Von Volkart Wildermuth | 27.11.2009
    Depression. Ein schwarzes Loch aus Verzweiflung und Ohnmacht, alle Energie ist erloschen, die Welt in unerreichbare Ferne gerückt. Das ist die Sicht von Innen, die Sicht der Kranken. Forscher schauen von außen auf die Depression, suchen nach ihren Ursachen im Gehirn. Sicher ist, das Gleichgewicht der Botenstoffe ist gestört, an dieser Stelle setzten auch die Medikamente an. Aber warum kommunizieren die Nerven nicht richtig? Im Jahr 2000 erschien ein Artikel, der darauf eine neue, verblüffende Antwort gab. In den Gehirnen verstorbener junger Menschen mit einer Depression waren die Nervenzellen selbst kaum verändert, aber es fanden sich deutlich weniger Gliazellen im Stirnhirn. Dieser neuen Spur ist Dr. Matthias Schroeter am Max-Planck-Institut für Kognitions- und Neurowissenschaften in Leipzig nachgegangen. Im Blut von depressiven Patienten und gesunden Kontrollpersonen suchte er nach einem Eiweiß namens S100 beta, das von Gliazellen gebildet wird.

    "Was wir sehen können ist, dass die Veränderung im Serum mit den klinischen Veränderungen und auch mit der klinischen Symptomatik verknüpft sind. Also desto stärker die Depression, desto höher der S100-beta-Wert im Serum."
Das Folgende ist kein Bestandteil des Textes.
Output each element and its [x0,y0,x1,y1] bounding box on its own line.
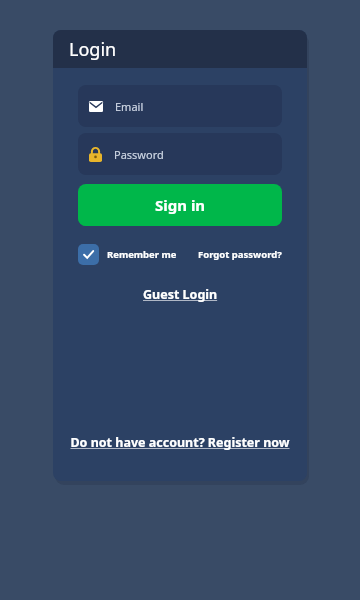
staticText: Sign in [155,195,206,215]
staticText: Guest Login [143,286,218,303]
button[interactable]: Email [78,85,282,127]
button[interactable]: Forgot password? [198,248,282,261]
button[interactable]: Do not have account? Register now [64,432,296,453]
other: Password [89,147,102,162]
button[interactable]: Guest Login [137,284,224,305]
staticText: Forgot password? [198,248,282,261]
button[interactable]: Sign in [78,184,282,226]
button[interactable]: Password [78,133,282,175]
staticText: Login [69,37,117,62]
other: Email [89,101,103,112]
staticText: Remember me [107,248,177,261]
button[interactable]: Remember me [78,244,177,265]
staticText: Email [115,99,144,114]
staticText: Do not have account? Register now [70,434,290,451]
staticText: Password [114,147,164,162]
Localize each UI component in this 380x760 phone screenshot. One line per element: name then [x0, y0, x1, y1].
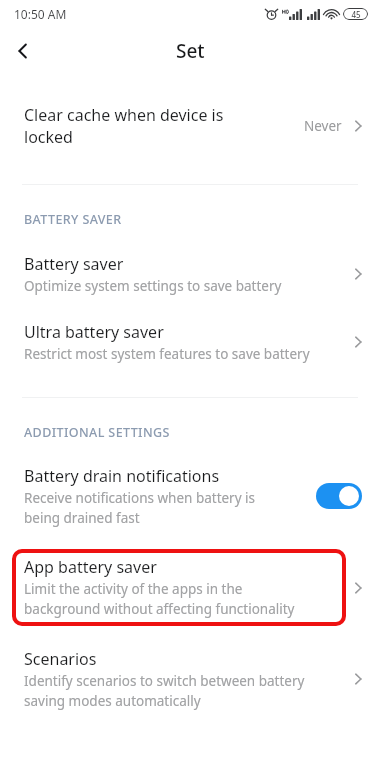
button[interactable]: Ultra battery saver — [0, 321, 380, 363]
staticText: BATTERY SAVER — [24, 211, 122, 228]
staticText: Clear cache when device is locked — [24, 104, 224, 148]
button[interactable]: Battery saver — [0, 253, 380, 295]
button[interactable]: Battery drain notifications — [0, 465, 380, 527]
staticText: Limit the activity of the apps in the ba… — [24, 580, 295, 618]
staticText: Ultra battery saver — [24, 321, 164, 343]
staticText: Receive notifications when battery is be… — [24, 489, 256, 527]
staticText: Set — [176, 38, 205, 64]
staticText: ADDITIONAL SETTINGS — [24, 424, 170, 441]
staticText: Battery saver — [24, 253, 124, 275]
button[interactable]: Battery drain notifications toggle — [316, 483, 362, 509]
staticText: Scenarios — [24, 648, 97, 670]
button[interactable]: Back — [0, 28, 46, 74]
staticText: App battery saver — [24, 556, 157, 578]
staticText: Never — [304, 117, 342, 135]
staticText: Battery drain notifications — [24, 465, 220, 487]
staticText: Identify scenarios to switch between bat… — [24, 672, 305, 710]
button[interactable]: App battery saver — [0, 549, 380, 626]
staticText: Restrict most system features to save ba… — [24, 345, 310, 363]
staticText: 45 — [351, 9, 361, 20]
staticText: 10:50 AM — [14, 6, 67, 22]
button[interactable]: Clear cache when device is locked — [0, 104, 380, 148]
button[interactable]: Scenarios — [0, 648, 380, 710]
staticText: Optimize system settings to save battery — [24, 277, 282, 295]
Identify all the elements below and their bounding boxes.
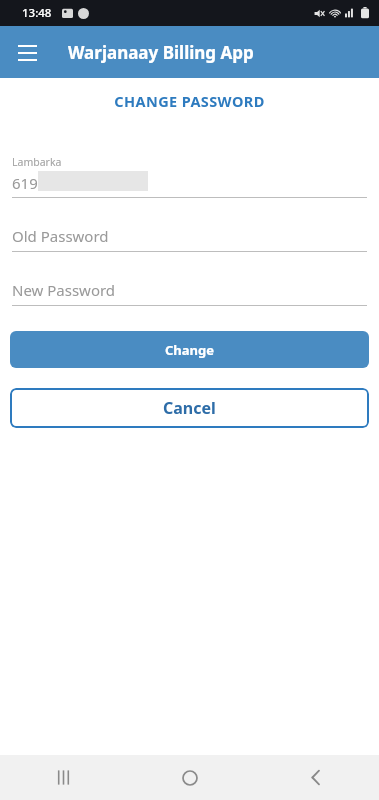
button[interactable]: Change	[10, 331, 369, 368]
staticText: Lambarka	[12, 155, 62, 169]
staticText: Warjanaay Billing App	[68, 41, 254, 64]
button[interactable]: Back	[253, 755, 379, 800]
staticText: Cancel	[163, 397, 216, 419]
staticText: New Password	[12, 280, 116, 300]
button[interactable]: Recents	[0, 755, 127, 800]
button[interactable]: Open navigation menu	[10, 35, 44, 69]
staticText: Change	[165, 341, 215, 359]
staticText: 13:48	[22, 5, 52, 21]
button[interactable]: Home	[127, 755, 253, 800]
button[interactable]: Cancel	[10, 388, 369, 428]
staticText: Old Password	[12, 226, 109, 246]
staticText: CHANGE PASSWORD	[114, 91, 265, 111]
staticText: 619	[12, 173, 38, 193]
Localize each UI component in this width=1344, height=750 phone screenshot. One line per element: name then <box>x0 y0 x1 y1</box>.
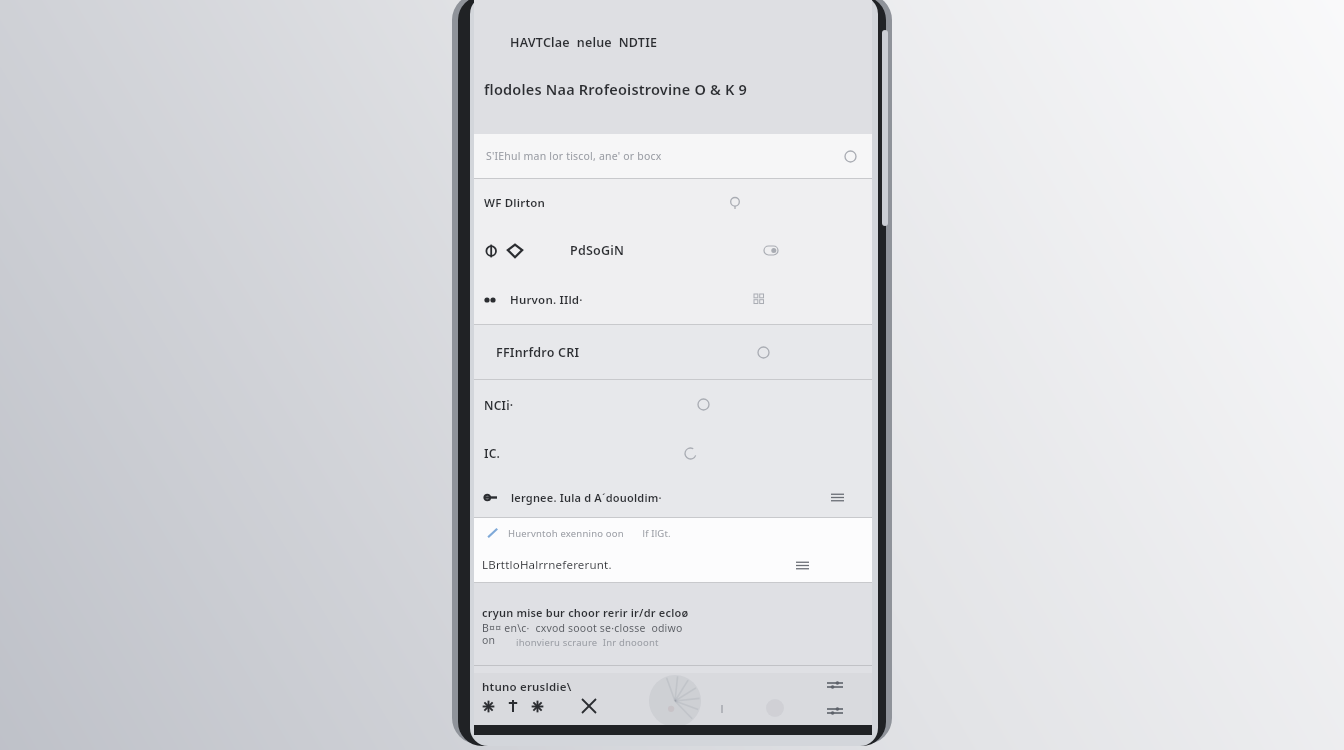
staticText: htuno erusldie\ <box>482 679 572 695</box>
button[interactable]: Accessibility <box>474 477 872 517</box>
button[interactable]: Preferences <box>474 548 872 582</box>
staticText: flodoles Naa Rrofeoistrovine O & K 9 <box>484 79 747 99</box>
staticText: PdSoGiN <box>570 242 625 259</box>
staticText: ihonvieru scraure Inr dnooont <box>516 636 659 649</box>
staticText: S'IEhul man lor tiscol, ane' or bocx <box>486 149 662 163</box>
staticText: Huervntoh exennino oon lf IlGt. <box>508 527 671 540</box>
staticText: lergnee. Iula d A´douoldim· <box>511 490 662 505</box>
button[interactable]: Display <box>474 325 872 379</box>
staticText: NCIi· <box>484 397 514 413</box>
staticText: Hurvon. IIld· <box>510 292 583 308</box>
button[interactable]: Bluetooth <box>474 226 872 275</box>
staticText: cryun mise bur choor rerir ir/dr ecloø <box>482 605 689 620</box>
button[interactable]: Huervntoh exennino oon lf IlGt. <box>474 518 872 548</box>
button[interactable]: Menu <box>824 701 846 721</box>
staticText: HAVTClae nelue NDTIE <box>510 34 658 51</box>
staticText: on <box>482 633 496 647</box>
button[interactable]: Wi-Fi <box>474 179 872 226</box>
button[interactable]: Search field <box>474 134 872 178</box>
button[interactable]: Sort <box>824 675 846 695</box>
button[interactable]: NFC <box>474 380 872 429</box>
button[interactable]: Network <box>474 275 872 324</box>
staticText: B¤¤ en\c· cxvod sooot se·closse odiwo <box>482 621 683 635</box>
staticText: IC. <box>484 445 501 461</box>
staticText: LBrttloHalrrnefererunt. <box>482 557 612 573</box>
staticText: FFInrfdro CRI <box>496 344 580 361</box>
button[interactable]: Location <box>474 429 872 477</box>
staticText: WF Dlirton <box>484 195 546 211</box>
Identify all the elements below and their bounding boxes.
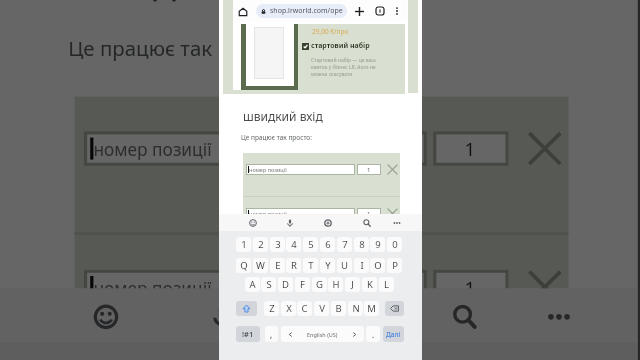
button[interactable]: Remove item bbox=[384, 161, 400, 177]
staticText: R bbox=[291, 259, 297, 272]
button[interactable]: C bbox=[297, 301, 312, 316]
button[interactable]: Emoji bbox=[246, 216, 260, 230]
button[interactable]: More bbox=[390, 216, 404, 230]
button[interactable]: G bbox=[312, 277, 327, 292]
button[interactable]: , bbox=[265, 326, 278, 342]
button[interactable]: Tabs bbox=[372, 3, 388, 19]
button[interactable]: U bbox=[337, 258, 352, 273]
button[interactable]: 1 bbox=[433, 270, 509, 289]
staticText: Y bbox=[325, 259, 331, 272]
button[interactable]: номер позиції bbox=[84, 131, 427, 166]
staticText: 3 bbox=[275, 238, 281, 251]
staticText: швидкий вхід bbox=[243, 108, 323, 124]
button[interactable]: Z bbox=[264, 301, 279, 316]
button[interactable]: More bbox=[537, 295, 581, 339]
button[interactable]: 1 bbox=[357, 164, 381, 175]
button[interactable]: 3 bbox=[270, 237, 285, 252]
button[interactable]: Voice input bbox=[200, 295, 244, 339]
button[interactable]: O bbox=[370, 258, 385, 273]
staticText: Z bbox=[269, 302, 275, 315]
staticText: 1 bbox=[367, 210, 371, 214]
button[interactable]: Voice input bbox=[283, 216, 297, 230]
button[interactable]: 6 bbox=[320, 237, 335, 252]
button[interactable]: W bbox=[253, 258, 268, 273]
staticText: 2 bbox=[258, 238, 264, 251]
button[interactable]: 0 bbox=[387, 237, 402, 252]
staticText: 5 bbox=[308, 238, 314, 251]
button[interactable]: номер позиції bbox=[84, 270, 427, 289]
staticText: J bbox=[351, 278, 354, 291]
staticText: L bbox=[384, 278, 389, 291]
staticText: 29,00 €/про bbox=[312, 27, 349, 36]
staticText: Q bbox=[240, 259, 248, 272]
button[interactable]: Home bbox=[235, 4, 251, 20]
button[interactable]: 4 bbox=[286, 237, 301, 252]
button[interactable]: 8 bbox=[354, 237, 369, 252]
button[interactable]: 2 bbox=[253, 237, 268, 252]
button[interactable]: D bbox=[278, 277, 293, 292]
staticText: номер позиції bbox=[93, 138, 213, 160]
button[interactable]: Y bbox=[320, 258, 335, 273]
button[interactable]: T bbox=[303, 258, 318, 273]
button[interactable]: H bbox=[328, 277, 343, 292]
button[interactable]: 7 bbox=[337, 237, 352, 252]
button[interactable]: 5 bbox=[303, 237, 318, 252]
button[interactable]: 1 bbox=[236, 237, 251, 252]
button[interactable]: номер позиції bbox=[246, 208, 355, 214]
staticText: 1 bbox=[367, 166, 371, 174]
button[interactable]: I bbox=[354, 258, 369, 273]
staticText: English (US) bbox=[307, 331, 338, 338]
button[interactable]: More options bbox=[389, 3, 405, 19]
button[interactable]: V bbox=[314, 301, 329, 316]
button[interactable]: X bbox=[281, 301, 296, 316]
button[interactable]: L bbox=[379, 277, 394, 292]
staticText: H bbox=[332, 278, 340, 291]
button[interactable]: English (US) bbox=[281, 326, 364, 342]
button[interactable]: F bbox=[295, 277, 310, 292]
button[interactable]: Q bbox=[236, 258, 251, 273]
staticText: N bbox=[352, 302, 360, 315]
button[interactable]: shop.lrworld.com/ope bbox=[256, 4, 347, 18]
button[interactable]: Settings bbox=[320, 295, 364, 339]
button[interactable]: Search bbox=[443, 295, 487, 339]
button[interactable]: Shift bbox=[236, 301, 257, 316]
button[interactable]: M bbox=[364, 301, 379, 316]
button[interactable]: Remove item bbox=[518, 260, 568, 288]
staticText: A bbox=[249, 278, 256, 291]
button[interactable]: B bbox=[331, 301, 346, 316]
button[interactable]: A bbox=[245, 277, 260, 292]
button[interactable]: E bbox=[270, 258, 285, 273]
staticText: V bbox=[319, 302, 325, 315]
button[interactable]: P bbox=[387, 258, 402, 273]
button[interactable]: New tab bbox=[351, 3, 367, 19]
button[interactable]: N bbox=[348, 301, 363, 316]
button[interactable]: !#1 bbox=[236, 326, 260, 342]
button[interactable]: . bbox=[366, 326, 380, 342]
staticText: shop.lrworld.com/ope bbox=[270, 6, 343, 16]
button[interactable]: Emoji bbox=[84, 295, 128, 339]
staticText: U bbox=[341, 259, 348, 272]
staticText: O bbox=[374, 259, 382, 272]
staticText: F bbox=[300, 278, 305, 291]
button[interactable]: номер позиції bbox=[246, 164, 355, 175]
button[interactable]: 1 bbox=[433, 131, 509, 166]
button[interactable]: Backspace bbox=[385, 301, 404, 316]
staticText: X bbox=[286, 302, 292, 315]
button[interactable]: R bbox=[286, 258, 301, 273]
button[interactable]: Remove item bbox=[518, 122, 568, 172]
staticText: T bbox=[308, 259, 314, 272]
button[interactable]: Remove item bbox=[384, 205, 400, 214]
staticText: 0 bbox=[392, 238, 398, 251]
button[interactable]: 1 bbox=[357, 208, 381, 214]
button[interactable]: J bbox=[345, 277, 360, 292]
staticText: P bbox=[392, 259, 398, 272]
button[interactable]: S bbox=[261, 277, 276, 292]
button[interactable]: 9 bbox=[370, 237, 385, 252]
staticText: , bbox=[270, 329, 273, 340]
staticText: 1 bbox=[465, 276, 477, 289]
staticText: Стартовий набір — це ваш квиток у бізнес… bbox=[311, 57, 376, 78]
button[interactable]: Settings bbox=[321, 216, 335, 230]
button[interactable]: K bbox=[362, 277, 377, 292]
button[interactable]: Далі bbox=[383, 326, 404, 342]
button[interactable]: Search bbox=[360, 216, 374, 230]
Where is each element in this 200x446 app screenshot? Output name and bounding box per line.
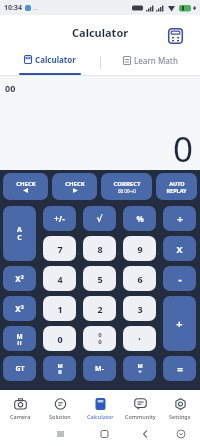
staticText: 2 — [97, 303, 103, 315]
button[interactable]: Solution — [40, 393, 80, 424]
staticText: 8 — [97, 243, 103, 255]
button[interactable]: % — [123, 206, 156, 231]
staticText: GT — [15, 364, 25, 374]
button[interactable]: Camera — [0, 393, 40, 424]
staticText: M — [16, 332, 23, 341]
staticText: 7 — [57, 243, 63, 255]
staticText: CORRECT — [113, 180, 141, 188]
staticText: 0 — [173, 125, 194, 173]
button[interactable]: 0 — [43, 326, 76, 351]
staticText: Community — [125, 413, 156, 420]
button[interactable]: CHECK — [52, 173, 97, 200]
staticText: + — [176, 316, 183, 331]
staticText: X³ — [15, 303, 24, 314]
button[interactable]: GT — [3, 356, 36, 381]
button[interactable]: 1 — [43, 296, 76, 321]
staticText: Solution — [49, 413, 71, 420]
button[interactable] — [168, 28, 183, 44]
staticText: Camera — [10, 413, 31, 420]
button[interactable]: 9 — [123, 236, 156, 261]
staticText: CHECK — [65, 180, 85, 188]
staticText: A C — [17, 225, 22, 242]
staticText: X — [176, 243, 183, 255]
staticText: 5 — [97, 273, 103, 285]
staticText: 00 — [5, 82, 16, 94]
staticText: 4 — [57, 273, 63, 285]
staticText: Calculator — [72, 25, 129, 40]
staticText: Learn Math — [134, 55, 178, 66]
staticText: X² — [15, 273, 24, 284]
staticText: - — [178, 272, 182, 286]
staticText: M + — [137, 362, 143, 375]
button[interactable]: 2 — [83, 296, 116, 321]
button[interactable]: 8 — [83, 236, 116, 261]
staticText: 0 0 — [98, 331, 102, 346]
staticText: CHECK — [16, 180, 36, 188]
staticText: ÷ — [177, 212, 183, 226]
staticText: 6 — [137, 273, 143, 285]
button[interactable]: · — [123, 326, 156, 351]
staticText: M- — [95, 364, 104, 374]
button[interactable]: 4 — [43, 266, 76, 291]
staticText: √ — [96, 214, 103, 224]
button[interactable]: Calculator — [0, 49, 100, 75]
staticText: 1 — [57, 303, 63, 315]
staticText: Calculator — [87, 413, 114, 420]
button[interactable]: ÷ — [163, 206, 196, 231]
button[interactable]: M R — [43, 356, 76, 381]
button[interactable]: X² — [3, 266, 36, 291]
staticText: = — [177, 362, 183, 376]
button[interactable]: AUTO — [156, 173, 197, 200]
button[interactable]: X³ — [3, 296, 36, 321]
button[interactable]: 5 — [83, 266, 116, 291]
button[interactable]: 0 0 — [83, 326, 116, 351]
button[interactable]: 7 — [43, 236, 76, 261]
staticText: Calculator — [35, 54, 76, 65]
staticText: AUTO — [169, 180, 185, 187]
staticText: +/- — [54, 213, 65, 224]
button[interactable]: = — [163, 356, 196, 381]
button[interactable]: Settings — [160, 393, 200, 424]
staticText: 3 — [137, 303, 143, 315]
button[interactable]: Community — [120, 393, 160, 424]
button[interactable]: X — [163, 236, 196, 261]
button[interactable]: + — [163, 296, 196, 351]
staticText: 0 — [57, 333, 63, 345]
button[interactable]: M — [3, 326, 36, 351]
button[interactable]: 3 — [123, 296, 156, 321]
staticText: M R — [57, 362, 63, 375]
staticText: … — [33, 4, 38, 12]
staticText: REPLAY — [166, 187, 187, 194]
staticText: % — [136, 213, 144, 224]
button[interactable]: Calculator — [80, 393, 120, 424]
button[interactable]: M + — [123, 356, 156, 381]
button[interactable]: M- — [83, 356, 116, 381]
button[interactable]: +/- — [43, 206, 76, 231]
button[interactable]: - — [163, 266, 196, 291]
button[interactable]: Learn Math — [100, 49, 200, 75]
staticText: 9 — [137, 243, 143, 255]
staticText: 10:34 — [4, 3, 22, 13]
button[interactable]: 6 — [123, 266, 156, 291]
button[interactable]: A C — [3, 206, 36, 261]
button[interactable]: CHECK — [3, 173, 48, 200]
staticText: Settings — [169, 413, 191, 420]
staticText: · — [138, 332, 141, 346]
button[interactable]: √ — [83, 206, 116, 231]
staticText: ⌧ 00→0 — [118, 188, 136, 194]
button[interactable]: CORRECT — [101, 173, 152, 200]
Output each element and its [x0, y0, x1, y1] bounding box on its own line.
    Ein deutlicher Hinweis, dass mit den Gliazellen im depressiven Gehirn etwas nicht stimmt. Den Nervenzellen scheint es dagegen vergleichsweise gut zu gehen.

    "Wir haben auch gleichzeitig Marker für Nervenzellen uns angeschaut und gefunden, dass diese nicht verändert sind bei Patienten mit Depression im Gegensatz zu diesem glialen Marker S100beta. Und das stimmt auch mit diesen Untersuchungen, die eben zeigen können, dass die Glia vor allem geschädigt ist und nicht die Nervenzellen."

    Max-Planck-Forscher Matthias Schroeter konnte auch zeigen, dass eine wirksame Behandlung der Depression mit Psychopharmaka einen Einfluss auf die Gliazellen hat und damit auf das Eiweiß S100 beta.

    "Weitere klinische Studien haben gezeigt, dass ein guter Therapieerfolg mit einer Absenkung dieses S100-beta-Spiegels im Serum verbunden ist."

    Das alles spricht für eine wichtige Rolle der Gliazellen im Krankheitsprozess der Depression. Worin genau sie besteht ist noch unklar, aber es gibt plausible Hypothesen, bei denen mehrere verschiedene Unterformen der Gliazellen eine Rolle spielen. Da sind zum einen die Mikroglia, die Immunzellen des Gehirns. Entzündungsreaktionen scheinen bei der Depression entscheidend zu sein, sie aktivieren die Mikroglia, die daraufhin beginnen, vermehrt eine Vorstufe des wichtigen Botenstoffes Serotonin abzubauen. Genau dieser Botenstoff ist das Ziel vieler Antidepressiva. Er stellt offenbar auch eine wichtige Schnittstelle für die Funktion der Nerven- und der Gliazellen dar. Die zweite Schnittstelle heißt Glutamat, ebenfalls ein wichtiger Botenstoff. Glutamat hat ein doppeltes Gesicht, es ist unentbehrlich für die Kommunikation der Nerven, aber es ist auch giftig. Deshalb wird überschüssiges Glutamat von einer anderen Gruppe der Gliazellen, von den sternförmigen Astrozyten recycelt. Bei der Depression kommen die Astrozyten dieser wichtigen Aufgaben in einigen emotionalen Zentren des Gehirns aber nicht mehr nach.

    ""Die Störung der Glia kann natürlich dazu führen zu Veränderungen im Glutamat Stoffwechsel in Bezug auf die Neuronen. Das ist ja auch für die Neuronen ein wesentliches Substrat und ein Neurotransmitter im Gehirn, also, dadurch können diese Veränderungen stattfinden. Das kann zu einer Toxizität führen, das kennt man auch vom Schlaganfall zum Beispiel, dass erhöhte Glutamat-Konzentrationen zu Schädigungen von Neuronen und zum Absterben von Neuronen führen können","

    erläutert Matthias Schroeter. Der gestörte Glutamatstoffwechsel scheint gerade für die Anhedonie wichtig zu sein, für die Unfähigkeit depressiver Patienten, Freude zu empfinden. Auch wenn diese Zusammenhänge noch etwas spekulativ sind, eines steht fest. Eine Depression allein als Problem der Nerven zu sehen, greift zu kurz. Auch der vermeintliche Kleber im Gehirn spielt eine wichtige Rolle im Krankheitsgeschehen. Eine Schädigung der Gliazellen trägt bei zum Ungleichgewicht der Botenstoffe, das dann letztlich zu den negativen Emotionen und der Apathie der Depression führt.